Autre exemple: lors de l’étude des crédits budgétaires des ministères, «est-ce que les députés du gouvernement devraient poser des questions? Je pense que ce doit être débattu». L’opposition accuse souvent les élus du gouvernement de poser des «questions plantées», écrites à l’avance et à propos desquelles les ministres sont informés au préalable. «Il y a d’autres forums peut-être pour que nos députés nous posent des questions. Donc il y a une réforme qui va toucher l’opposition et le gouvernement, (dont) l’objectif est d’être plus efficace, plus pertinent», a affirmé M. Legault.

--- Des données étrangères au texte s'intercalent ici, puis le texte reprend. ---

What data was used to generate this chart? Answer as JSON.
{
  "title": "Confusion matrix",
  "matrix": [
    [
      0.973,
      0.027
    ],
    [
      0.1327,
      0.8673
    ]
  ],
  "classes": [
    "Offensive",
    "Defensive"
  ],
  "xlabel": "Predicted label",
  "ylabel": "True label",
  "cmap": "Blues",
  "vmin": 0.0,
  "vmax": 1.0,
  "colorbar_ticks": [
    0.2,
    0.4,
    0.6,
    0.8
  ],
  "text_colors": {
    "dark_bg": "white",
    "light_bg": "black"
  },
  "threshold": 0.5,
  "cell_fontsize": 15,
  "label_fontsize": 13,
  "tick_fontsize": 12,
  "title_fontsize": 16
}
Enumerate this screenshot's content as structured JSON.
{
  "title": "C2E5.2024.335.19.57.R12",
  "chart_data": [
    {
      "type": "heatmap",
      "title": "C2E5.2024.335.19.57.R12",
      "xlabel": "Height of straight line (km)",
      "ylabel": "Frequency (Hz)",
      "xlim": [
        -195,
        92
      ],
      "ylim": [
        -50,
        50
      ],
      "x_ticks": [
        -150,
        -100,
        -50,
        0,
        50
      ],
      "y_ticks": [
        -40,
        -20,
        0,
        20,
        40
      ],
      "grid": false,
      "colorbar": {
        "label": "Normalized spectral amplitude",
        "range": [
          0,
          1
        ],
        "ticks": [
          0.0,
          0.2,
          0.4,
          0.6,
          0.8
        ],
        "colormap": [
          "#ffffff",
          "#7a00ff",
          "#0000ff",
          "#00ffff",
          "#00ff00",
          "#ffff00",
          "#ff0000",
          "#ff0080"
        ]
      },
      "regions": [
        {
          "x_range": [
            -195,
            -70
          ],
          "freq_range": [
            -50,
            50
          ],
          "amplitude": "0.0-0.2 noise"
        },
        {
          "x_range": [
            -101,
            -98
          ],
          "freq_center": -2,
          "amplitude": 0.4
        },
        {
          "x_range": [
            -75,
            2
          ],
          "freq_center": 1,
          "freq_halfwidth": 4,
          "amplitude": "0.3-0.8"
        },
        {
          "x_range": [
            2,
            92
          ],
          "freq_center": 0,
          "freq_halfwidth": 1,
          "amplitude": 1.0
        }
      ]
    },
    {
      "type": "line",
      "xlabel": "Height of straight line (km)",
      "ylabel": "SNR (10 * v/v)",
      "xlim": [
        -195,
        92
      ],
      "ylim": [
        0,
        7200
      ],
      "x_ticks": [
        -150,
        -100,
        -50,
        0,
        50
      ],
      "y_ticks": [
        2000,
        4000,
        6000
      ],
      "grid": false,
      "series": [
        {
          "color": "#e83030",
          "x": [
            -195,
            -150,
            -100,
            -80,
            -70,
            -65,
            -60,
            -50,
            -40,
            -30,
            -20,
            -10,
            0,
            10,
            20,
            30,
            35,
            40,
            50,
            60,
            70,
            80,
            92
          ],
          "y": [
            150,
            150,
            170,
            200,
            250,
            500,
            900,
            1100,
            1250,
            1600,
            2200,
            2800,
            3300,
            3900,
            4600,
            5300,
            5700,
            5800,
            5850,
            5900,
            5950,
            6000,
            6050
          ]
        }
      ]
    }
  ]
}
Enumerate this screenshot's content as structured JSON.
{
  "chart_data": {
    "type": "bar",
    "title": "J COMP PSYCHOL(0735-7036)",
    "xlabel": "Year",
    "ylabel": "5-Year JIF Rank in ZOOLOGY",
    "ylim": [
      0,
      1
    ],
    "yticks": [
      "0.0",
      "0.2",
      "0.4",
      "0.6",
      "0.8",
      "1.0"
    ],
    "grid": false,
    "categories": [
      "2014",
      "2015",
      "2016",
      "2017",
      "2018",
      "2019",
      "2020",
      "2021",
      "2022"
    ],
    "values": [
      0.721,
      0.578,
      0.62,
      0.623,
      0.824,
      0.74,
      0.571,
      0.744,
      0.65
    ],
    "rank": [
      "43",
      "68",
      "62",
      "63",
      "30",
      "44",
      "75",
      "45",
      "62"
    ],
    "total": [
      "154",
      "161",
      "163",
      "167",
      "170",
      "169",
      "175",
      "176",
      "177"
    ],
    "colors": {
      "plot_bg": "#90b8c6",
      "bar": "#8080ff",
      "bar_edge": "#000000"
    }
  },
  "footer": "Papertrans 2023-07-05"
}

Voici d’autres propositions prévues au document sur la réforme des institutions démocratiques adopté par la CAQ en 2015 que le premier ministre a suggéré de consulter dans son intégralité:

- Instaurer une période de questions par semaine destinée au premier ministre seulement;

- Imposer une obligation d’appeler et de permettre l’étude et l’adoption par l’Assemblée nationale d’un nombre prédéterminé de projets de loi venant des partis d’opposition;

- Moderniser le rôle du président de l’Assemblée nationale afin de s’assurer que les ministres répondent véritablement aux questions, notamment en ce qui concerne son pouvoir de sanctions;

- Créer un poste de directeur parlementaire du budget permettant en tout temps d’avoir un portrait juste de la situation budgétaire du gouvernement;

- Adopter, à un vote aux deux tiers des membres de l’Assemblée nationale, une constitution québécoise;

- Permettre la révocation d’un élu par le biais d’une pétition jugée conforme par le DGEQ et qui recueillerait la majorité absolue des électeurs du comté ou de la municipalité.